遠くには帝国軍の軍旗が並び、規律正しく立ち並ぶ兵士たちが、こちらを見ている。全員が無言だった。その無言の圧が、彼らが今この場に剣を振るう意思がないことを示していたが、決して友好的というわけではなかった。
敵陣のど真ん中にいる。それを痛感する。
「……行くぞ」
低く呟くと、エリザは手綱を引き、馬を降りた。
馬の蹄が砂を噛み、かすかな音を立てる。後ろに控えていた兵たちが、わずかに身じろぎした。誰も言葉を発さない。
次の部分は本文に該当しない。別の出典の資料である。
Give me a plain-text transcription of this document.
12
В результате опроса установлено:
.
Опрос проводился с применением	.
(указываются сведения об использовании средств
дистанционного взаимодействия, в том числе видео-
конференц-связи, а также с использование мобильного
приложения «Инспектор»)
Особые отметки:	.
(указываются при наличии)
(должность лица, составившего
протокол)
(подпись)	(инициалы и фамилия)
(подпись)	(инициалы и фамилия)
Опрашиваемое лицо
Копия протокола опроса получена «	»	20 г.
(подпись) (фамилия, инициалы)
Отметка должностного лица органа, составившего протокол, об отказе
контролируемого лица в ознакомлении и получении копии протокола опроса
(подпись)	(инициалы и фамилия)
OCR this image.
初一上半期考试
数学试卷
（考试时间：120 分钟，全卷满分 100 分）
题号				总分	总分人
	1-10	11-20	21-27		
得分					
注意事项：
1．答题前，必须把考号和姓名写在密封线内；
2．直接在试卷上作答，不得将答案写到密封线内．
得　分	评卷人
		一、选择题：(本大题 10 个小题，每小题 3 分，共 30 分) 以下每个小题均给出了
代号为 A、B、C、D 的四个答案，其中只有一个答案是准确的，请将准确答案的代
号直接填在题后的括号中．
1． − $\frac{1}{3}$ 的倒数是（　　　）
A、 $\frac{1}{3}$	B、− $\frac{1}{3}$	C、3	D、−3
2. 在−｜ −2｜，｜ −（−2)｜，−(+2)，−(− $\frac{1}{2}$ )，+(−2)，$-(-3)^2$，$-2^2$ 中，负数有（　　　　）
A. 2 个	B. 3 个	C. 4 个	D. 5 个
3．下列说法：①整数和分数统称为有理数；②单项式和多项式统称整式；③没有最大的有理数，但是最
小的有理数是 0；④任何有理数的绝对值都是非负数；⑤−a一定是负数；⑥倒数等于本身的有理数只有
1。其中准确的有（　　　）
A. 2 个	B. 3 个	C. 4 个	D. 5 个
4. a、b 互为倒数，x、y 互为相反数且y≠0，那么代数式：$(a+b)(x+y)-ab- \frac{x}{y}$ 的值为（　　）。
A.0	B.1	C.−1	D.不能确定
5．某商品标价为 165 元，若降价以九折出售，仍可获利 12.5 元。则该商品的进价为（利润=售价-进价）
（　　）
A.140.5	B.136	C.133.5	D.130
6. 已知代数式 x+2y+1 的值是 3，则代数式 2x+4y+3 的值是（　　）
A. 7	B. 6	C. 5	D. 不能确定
エリザが命じぬ限り、彼らは動かないつもりなのだ。
エリザは一歩、また一歩と前へ進んだ。
「共和国の使者として、帝国軍の指揮官と話がしたい」
その声が陣営に響いた。
一瞬の静寂。
次に来たのはざわめきだった。
兵士たちが何事かをひそひそと交わし、誰かが奥へと駆けていく。やがて、重い鎧の音が近づいた。
現れた男を見た瞬間、エリザはわずかに目を細めた。
「――ライハン・アーゼル将軍」
口にした途端、男の瞳がわずかに光る。
父の言葉が脳裏に蘇った。
『帝国の刃だ。決して侮るな』
エリザは微かに唇を引き結んだ。
侮るつもりはない。
ここで、彼を説得しなければならないのだから。